Max Verstappen revient sur le départ de Ganpiero Lambiase : « Il serait fou de refuser »

Max Verstappen revient sur le départ de Ganpiero Lambiase : « Il serait fou de refuser »
Crédit: Overtake Agency

Alors que Red Bull se réorganise en profondeur, une autre pièce maîtresse s'apprête à quitter l'échiquier : Gianpiero Lambiase. Un départ marquant, que Max Verstappen accueille avec un mélange de lucidité… et de philosophie toute sienne.

C'est une annonce qui a fait lever quelques sourcils dans le paddock : Gianpiero Lambiase, l'ingénieur de course de Max Verstappen, rejoindra McLaren à l'horizon 2028. Une échéance encore lointaine, certes, mais qui marque déjà la fin programmée d'un des duos les plus solides de la grille.
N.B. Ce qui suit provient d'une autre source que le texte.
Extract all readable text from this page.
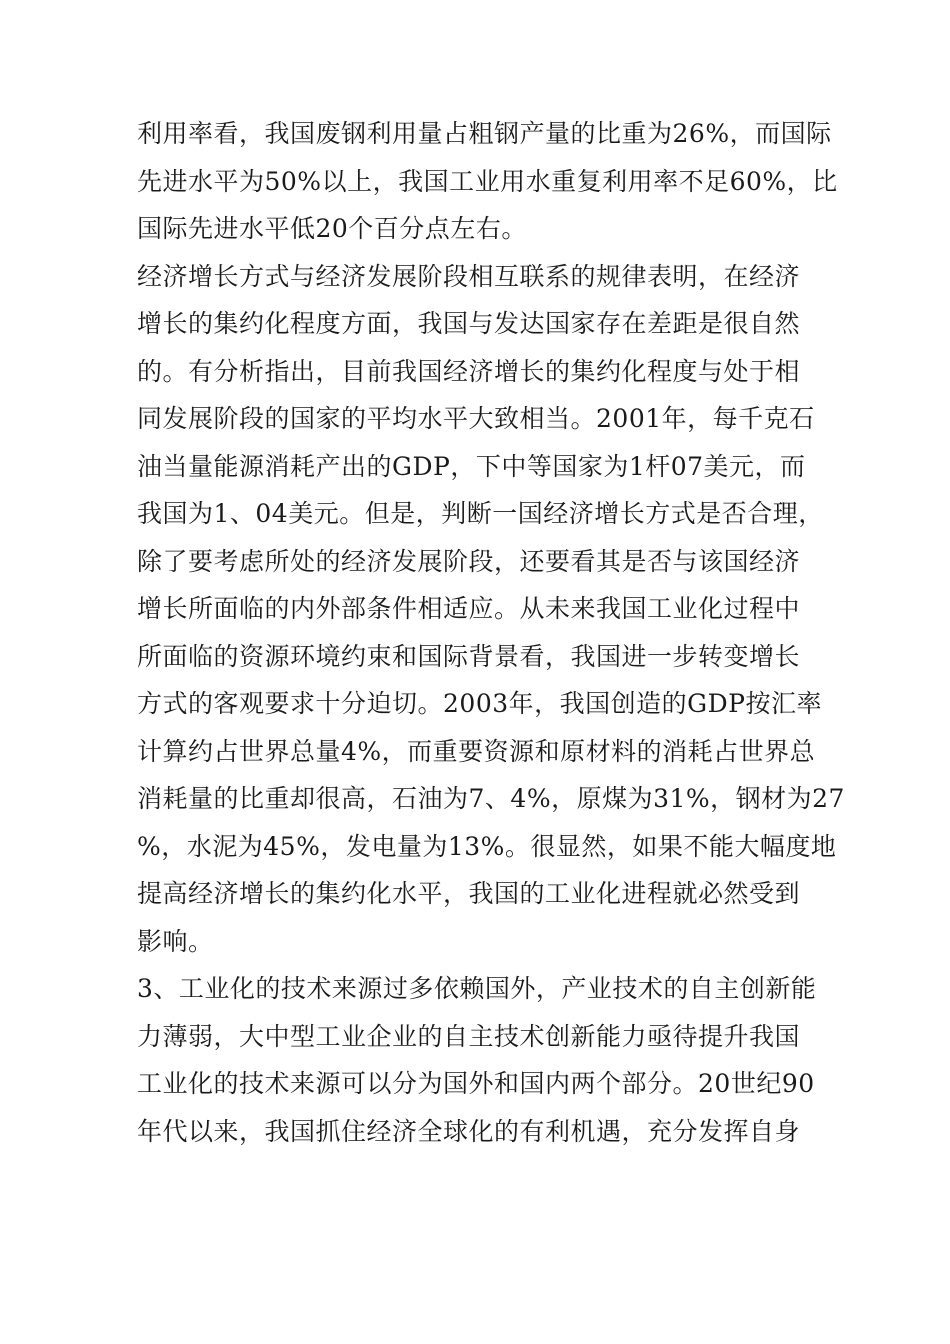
利用率看，我国废钢利用量占粗钢产量的比重为26%，而国际
先进水平为50%以上，我国工业用水重复利用率不足60%，比
国际先进水平低20个百分点左右。
经济增长方式与经济发展阶段相互联系的规律表明，在经济
增长的集约化程度方面，我国与发达国家存在差距是很自然
的。有分析指出，目前我国经济增长的集约化程度与处于相
同发展阶段的国家的平均水平大致相当。2001年，每千克石
油当量能源消耗产出的GDP，下中等国家为1杆07美元，而
我国为1、04美元。但是，判断一国经济增长方式是否合理，
除了要考虑所处的经济发展阶段，还要看其是否与该国经济
增长所面临的内外部条件相适应。从未来我国工业化过程中
所面临的资源环境约束和国际背景看，我国进一步转变增长
方式的客观要求十分迫切。2003年，我国创造的GDP按汇率
计算约占世界总量4%，而重要资源和原材料的消耗占世界总
消耗量的比重却很高，石油为7、4%，原煤为31%，钢材为27
%，水泥为45%，发电量为13%。很显然，如果不能大幅度地
提高经济增长的集约化水平，我国的工业化进程就必然受到
影响。
3、工业化的技术来源过多依赖国外，产业技术的自主创新能
力薄弱，大中型工业企业的自主技术创新能力亟待提升我国
工业化的技术来源可以分为国外和国内两个部分。20世纪90
年代以来，我国抓住经济全球化的有利机遇，充分发挥自身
Arrivé en 2015 chez Red Bull, Lambiase avait rapidement été associé à Verstappen dès sa promotion en 2016 — avec, à la clé, une victoire immédiate à Barcelone. Depuis, les deux hommes ont empilé les succès : quatre titres mondiaux, 71 victoires, et une complicité radio devenue presque culte.

Car un ingénieur de course, ce n'est pas qu'une voix dans l'oreillette. C'est un métronome, un garde-fou, parfois même un confident — bref, une pièce maîtresse dans la mécanique fine d'un week-end de Grand Prix.

Verstappen, pragmatique jusqu'au bout

Face à cette annonce, Max Verstappen n'a pas joué les étonnés. Mieux : il a lui-même encouragé Lambiase à accepter l'offre de McLaren. « Il m'a parlé de l'offre qu'il avait reçue. Je lui ai dit : “Tu serais fou de la refuser.” »

Le ton est direct, sans détour — du Verstappen dans le texte. Le Néerlandais assume une forme de détachement, presque à l'ancienne : quand une belle opportunité se présente, on la saisit, point à la ligne. « On a déjà tout accompli ensemble. Et là, il reçoit une offre fantastique, surtout pour sa famille et sa sécurité. »

Lambiase aurait même demandé une forme de “bénédiction” à son pilote. Une scène presque touchante dans un univers où les intérêts personnels prennent souvent le pas sur les sentiments. Verstappen, lui, n'a pas hésité longtemps.

Red Bull fragilisé, McLaren opportuniste

Ce transfert s'inscrit dans une dynamique plus large. Ces derniers mois, McLaren a méthodiquement pioché dans les rangs de Red Bull : Rob Marshall, Will Courtenay… et désormais Lambiase.

Dans le même temps, l'écurie autrichienne a vu partir plusieurs figures clés, dont Adrian Newey ou Jonathan Wheatley. Une saignée progressive qui oblige aujourd'hui Red Bull à repenser son organisation — comme en témoigne sa récente restructuration technique.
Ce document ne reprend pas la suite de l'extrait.